The Top 10 Collaboration and Conferencing Trends

Updated: April 30, 2009

There's been a lot of buzz surrounding Web conferecing and collaboration solutions. Vendors are trying to keep up with consumer demand by offering new and innovative solutions. The following trends are where the market is going in the near future:

1. Conferencing is getting closer to collaboration. Conferencing and collaboration technologies are very close cousins, so much so that conferencing software is taking on more collaboration features and blurring the line between the two. This puts more vendors in direct competition and will result in lower prices, more functionality, and more business value. That's one trend in the industry of enabling geographically dispersed parties to work together on projects. Here are other trends to watch in 2009:

2. Telepresence is on the rise. This expensive collaboration technology employs full-body displays and HDTV (high-definition television) technology to simulate the physical presence of collaborators. Although telepresence systems can cost upward of six figures, the technology is becoming more popular as airline travel becomes more expensive, difficult and unreliable. The Gartner Group forecasts that telepresence technology will replace 2.1 million airline seat purchases annually over the next three years, saving companies $3.5 billion. ABI Research projects the telepresence market will grow to nearly $2.5 billion over the next five years, from $126 million in 2007. Cisco, Tandberg and Teliris are the top three telepresence vendors in ABI Research's matrix.

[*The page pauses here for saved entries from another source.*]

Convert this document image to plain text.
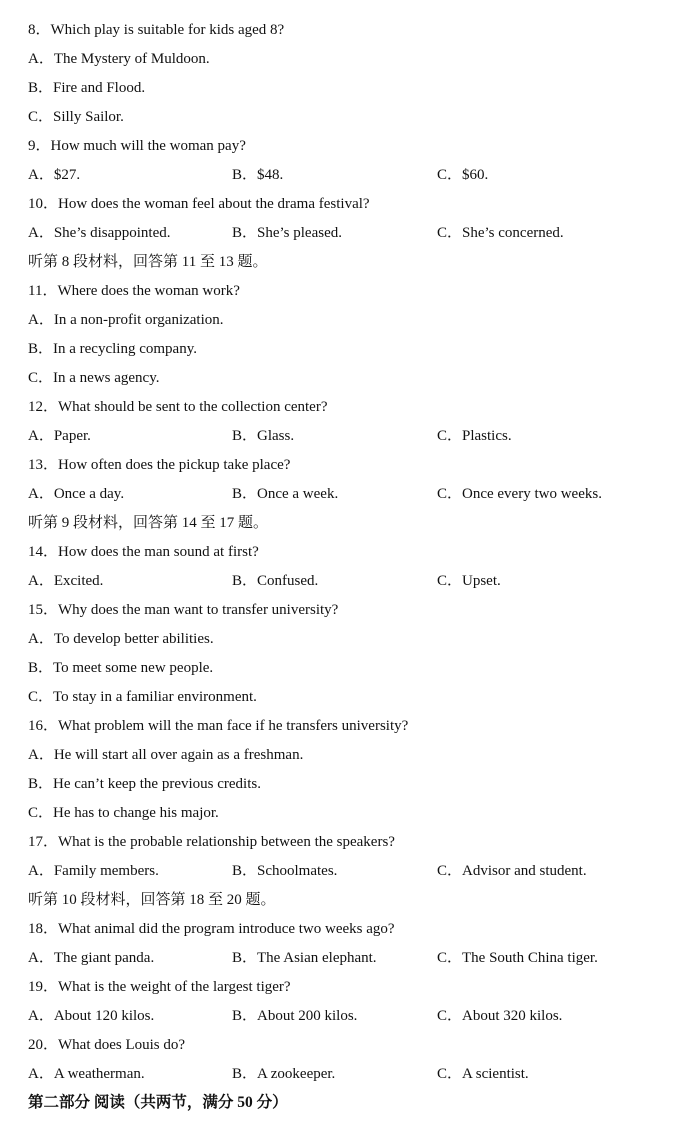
8．Which play is suitable for kids aged 8?
A．The Mystery of Muldoon.
B．Fire and Flood.
C．Silly Sailor.
9．How much will the woman pay?
A．$27.	B．$48.	C．$60.
10．How does the woman feel about the drama festival?
A．She’s disappointed.	B．She’s pleased.	C．She’s concerned.
听第 8 段材料，回答第 11 至 13 题。
11．Where does the woman work?
A．In a non-profit organization.
B．In a recycling company.
C．In a news agency.
12．What should be sent to the collection center?
A．Paper.	B．Glass.	C．Plastics.
13．How often does the pickup take place?
A．Once a day.	B．Once a week.	C．Once every two weeks.
听第 9 段材料，回答第 14 至 17 题。
14．How does the man sound at first?
A．Excited.	B．Confused.	C．Upset.
15．Why does the man want to transfer university?
A．To develop better abilities.
B．To meet some new people.
C．To stay in a familiar environment.
16．What problem will the man face if he transfers university?
A．He will start all over again as a freshman.
B．He can’t keep the previous credits.
C．He has to change his major.
17．What is the probable relationship between the speakers?
A．Family members.	B．Schoolmates.	C．Advisor and student.
听第 10 段材料，回答第 18 至 20 题。
18．What animal did the program introduce two weeks ago?
A．The giant panda.	B．The Asian elephant.	C．The South China tiger.
19．What is the weight of the largest tiger?
A．About 120 kilos.	B．About 200 kilos.	C．About 320 kilos.
20．What does Louis do?
A．A weatherman.	B．A zookeeper.	C．A scientist.
第二部分 阅读（共两节，满分 50 分）
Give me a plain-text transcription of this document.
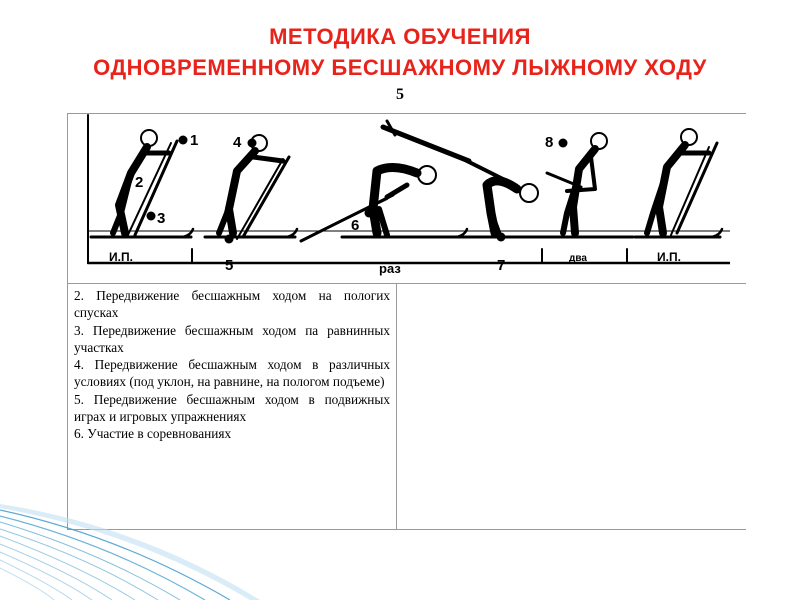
МЕТОДИКА ОБУЧЕНИЯ
ОДНОВРЕМЕННОМУ БЕСШАЖНОМУ ЛЫЖНОМУ ХОДУ
5
1
2
3
4
5
6
7
8
И.П.
раз
два	И.П.
2. Передвижение бесшажным ходом на пологих спусках
3. Передвижение бесшажным ходом па равнинных участках
4. Передвижение бесшажным ходом в различных условиях (под уклон, на равнине, на пологом подъеме)
5. Передвижение бесшажным ходом в подвижных играх и игровых упражнениях
6. Участие в соревнованиях
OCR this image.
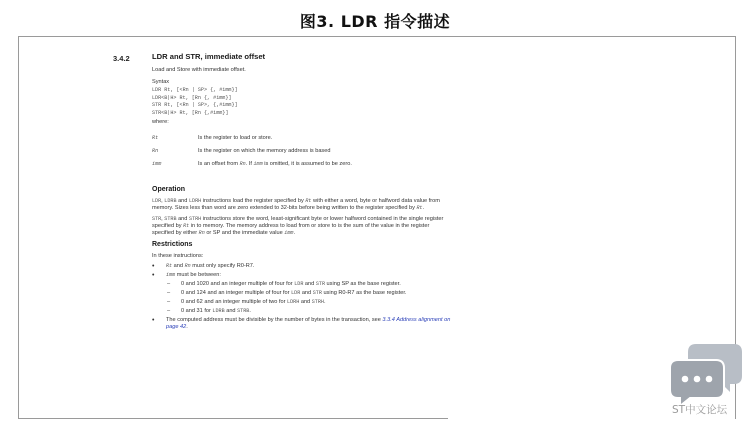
图3. LDR 指令描述
3.4.2	LDR and STR, immediate offset
Load and Store with immediate offset.
Syntax

LDR Rt, [<Rn | SP> {, #imm}]

LDR<B|H> Rt, [Rn {, #imm}]

STR Rt, [<Rn | SP>, {,#imm}]

STR<B|H> Rt, [Rn {,#imm}]

where:
Rt	Is the register to load or store.
Rn	Is the register on which the memory address is based
imm	Is an offset from Rn. If imm is omitted, it is assumed to be zero.
Operation
LDR, LDRB and LDRH instructions load the register specified by Rt with either a word, byte or halfword data value from memory. Sizes less than word are zero extended to 32-bits before being written to the register specified by Rt.
STR, STRB and STRH instructions store the word, least-significant byte or lower halfword contained in the single register specified by Rt in to memory. The memory address to load from or store to is the sum of the value in the register specified by either Rn or SP and the immediate value imm.
Restrictions
In these instructions:
• Rt and Rn must only specify R0-R7.
• imm must be between:
– 0 and 1020 and an integer multiple of four for LDR and STR using SP as the base register.
– 0 and 124 and an integer multiple of four for LDR and STR using R0-R7 as the base register.
– 0 and 62 and an integer multiple of two for LDRH and STRH.
– 0 and 31 for LDRB and STRB.
• The computed address must be divisible by the number of bytes in the transaction, see 3.3.4 Address alignment on page 42.
ST中文论坛
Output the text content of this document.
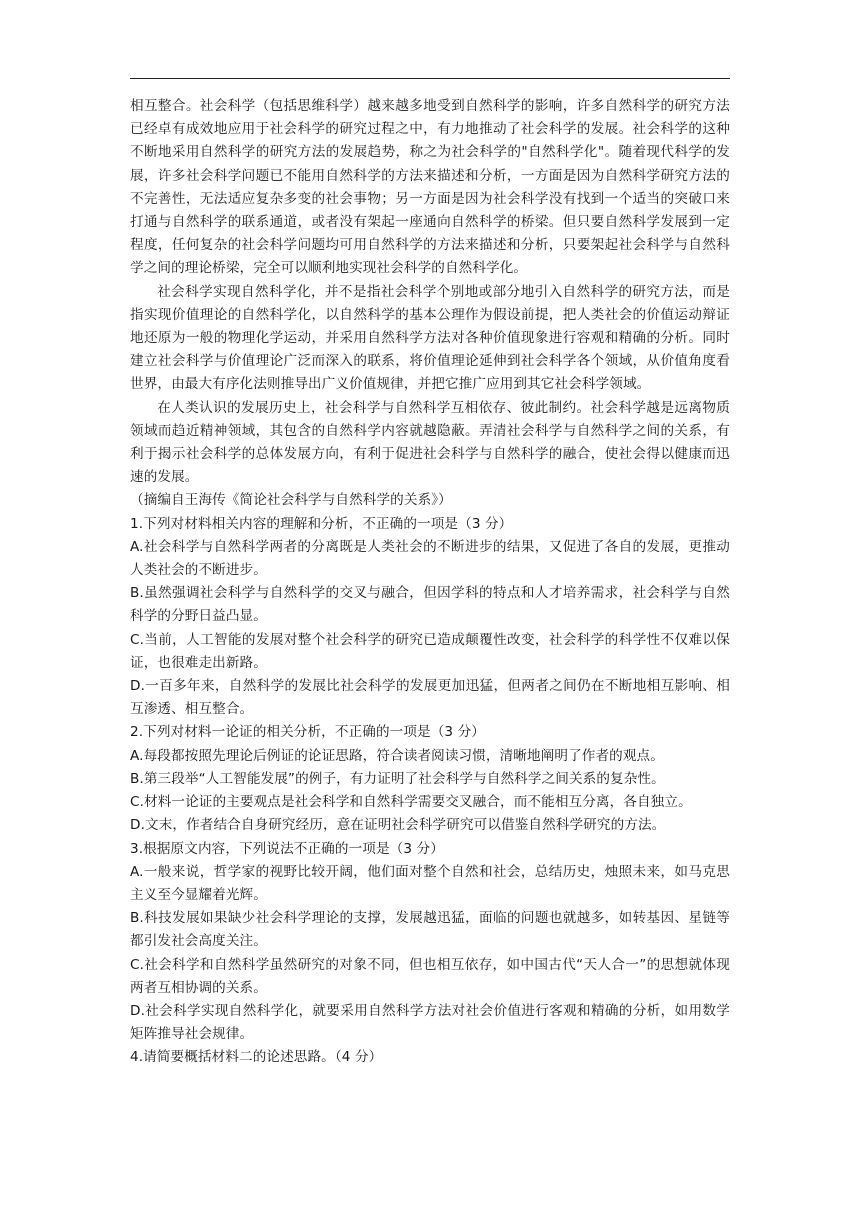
相互整合。社会科学（包括思维科学）越来越多地受到自然科学的影响，许多自然科学的研究方法已经卓有成效地应用于社会科学的研究过程之中，有力地推动了社会科学的发展。社会科学的这种不断地采用自然科学的研究方法的发展趋势，称之为社会科学的"自然科学化"。随着现代科学的发展，许多社会科学问题已不能用自然科学的方法来描述和分析，一方面是因为自然科学研究方法的不完善性，无法适应复杂多变的社会事物；另一方面是因为社会科学没有找到一个适当的突破口来打通与自然科学的联系通道，或者没有架起一座通向自然科学的桥梁。但只要自然科学发展到一定程度，任何复杂的社会科学问题均可用自然科学的方法来描述和分析，只要架起社会科学与自然科学之间的理论桥梁，完全可以顺利地实现社会科学的自然科学化。

社会科学实现自然科学化，并不是指社会科学个别地或部分地引入自然科学的研究方法，而是指实现价值理论的自然科学化，以自然科学的基本公理作为假设前提，把人类社会的价值运动辩证地还原为一般的物理化学运动，并采用自然科学方法对各种价值现象进行容观和精确的分析。同时建立社会科学与价值理论广泛而深入的联系，将价值理论延伸到社会科学各个领域，从价值角度看世界，由最大有序化法则推导出广义价值规律，并把它推广应用到其它社会科学领域。

在人类认识的发展历史上，社会科学与自然科学互相依存、彼此制约。社会科学越是远离物质领域而趋近精神领域，其包含的自然科学内容就越隐蔽。弄清社会科学与自然科学之间的关系，有利于揭示社会科学的总体发展方向，有利于促进社会科学与自然科学的融合，使社会得以健康而迅速的发展。

（摘编自王海传《简论社会科学与自然科学的关系》）

1.下列对材料相关内容的理解和分析，不正确的一项是（3 分）

A.社会科学与自然科学两者的分离既是人类社会的不断进步的结果，又促进了各自的发展，更推动人类社会的不断进步。

B.虽然强调社会科学与自然科学的交叉与融合，但因学科的特点和人才培养需求，社会科学与自然科学的分野日益凸显。

C.当前，人工智能的发展对整个社会科学的研究已造成颠覆性改变，社会科学的科学性不仅难以保证，也很难走出新路。

D.一百多年来，自然科学的发展比社会科学的发展更加迅猛，但两者之间仍在不断地相互影响、相互渗透、相互整合。

2.下列对材料一论证的相关分析，不正确的一项是（3 分）

A.每段都按照先理论后例证的论证思路，符合读者阅读习惯，清晰地阐明了作者的观点。

B.第三段举“人工智能发展”的例子，有力证明了社会科学与自然科学之间关系的复杂性。

C.材料一论证的主要观点是社会科学和自然科学需要交叉融合，而不能相互分离，各自独立。

D.文末，作者结合自身研究经历，意在证明社会科学研究可以借鉴自然科学研究的方法。

3.根据原文内容，下列说法不正确的一项是（3 分）

A.一般来说，哲学家的视野比较开阔，他们面对整个自然和社会，总结历史，烛照未来，如马克思主义至今显耀着光辉。

B.科技发展如果缺少社会科学理论的支撑，发展越迅猛，面临的问题也就越多，如转基因、星链等都引发社会高度关注。

C.社会科学和自然科学虽然研究的对象不同，但也相互依存，如中国古代“天人合一”的思想就体现两者互相协调的关系。

D.社会科学实现自然科学化，就要采用自然科学方法对社会价值进行客观和精确的分析，如用数学矩阵推导社会规律。

4.请简要概括材料二的论述思路。（4 分）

3. Managed video services will become a new outsourcing market. Enterprise IT departments don't have time to manage video networks, which require specialized administration, provisioning and maintenance. Firms such as video-network equipment vendor Glowpoint of Hilldie, N.J., and its professional services partner Plus 6 Technologies in Henderson, Nev., are offering video network packages on a lease basis that include managed services. Plus 6 Technologies is offering flexible packages of infrastructure and managed services. One can lease a whole video network and managed services, or buy the infrastructure from a Glowpoint partner and have the vendor manage it for you.

4. Video conferencing is supplanting voice conferencing. Polycom, Inc., a leading vendor of voice and videoconferencing products, saw its traditional voice conferencing products drop to 33 percent of revenues in Q4 of 2008 from 37 percent a year earlier, while video products jumped to 67 percent from 63 percent. Overall, Polycom's 2008 revenues grew 15 percent over the previous year, to $1.1 billion. Robert Hagerty, CEO of Polycom, credits the recently accelerated growth of videoconferencing to the switch from ISDN to Internet Protocol; quality-of-service gains; integration with other office applications; and the compelling vividness of HD video. The travel cost savings and environmental benefits of videoconferencing continue to drive growth in this market.

5. Video conferencing is coming to handhelds soon. Indeed, Polycom's Hagerty boldly predicts that voice conferencing on handhelds will become a rarity "in the not-too-distant future," according to a PC World interview. The widespread availability of truly broadband 3G cellular phone service and the ever-increasing processing power of smartphones and other handhelds enable higher-quality videoconferencing. However, work still must done on problems such as camera steadiness and angle, so that people aren't looking shakily up one another's noses.

6. Desktop sharing is becoming more common. This feature is incorporated in more and more Web conferencing software packages. It enables participants in a conference to place data objects on other participants' local computers; remotely control others' computers to launch applications and manipulate data; share information interactively; and walk one another through the most complex presentations.

7. Virtual worlds will provide venues for Web conferences. The idea is to give collaborators the ability to navigate familiar meeting rooms, factory floors, and simulations of other real-world venues so that participants will have a common "world" view on which to collaborate. Virtual avatars - artificial representations of individuals - enable the nuances of facial expression, gestures and body posture to lend richer meaning and to communicate more information. Virtual world capabilities are not yet part of mainstream Web conferencing software, but users can experiment with them on services such as Second Life and Active Worlds.

8. Web 2.0 features are creeping into collaboration and conferencing software. Chatting, instant messaging, wikis, blogs and social networking functions are gradually finding their way into Web conferencing, enabling users to share information asynchronously. The same technologies enable corporations to capture what is shared in a body of corporate knowledge. Such capabilities become an important recruiting tool when pursuing young talent that has grown up with MySpace, Blogspot, Twitter, Wikipedia and other collaborative Web 2.0 services.

9. The "green" benefits of Web conferencing and collaboration are becoming more important and more easily quantified. Web conferencing software vendor iLinc Communications, Inc., provides a "green meter" to track the carbon emissions savings as well as cost and travel time reductions that companies achieve by meeting online.

10. The size of firms that use collaboration and conferencing keeps shrinking. As the cost of conferencing and collaboration declines; usage by major customers and vendors expands; and Web-based SaaS (Software-as-a-Service) becomes available for collaboration and conferencing, the technologies and their benefits become available to businesses of every size.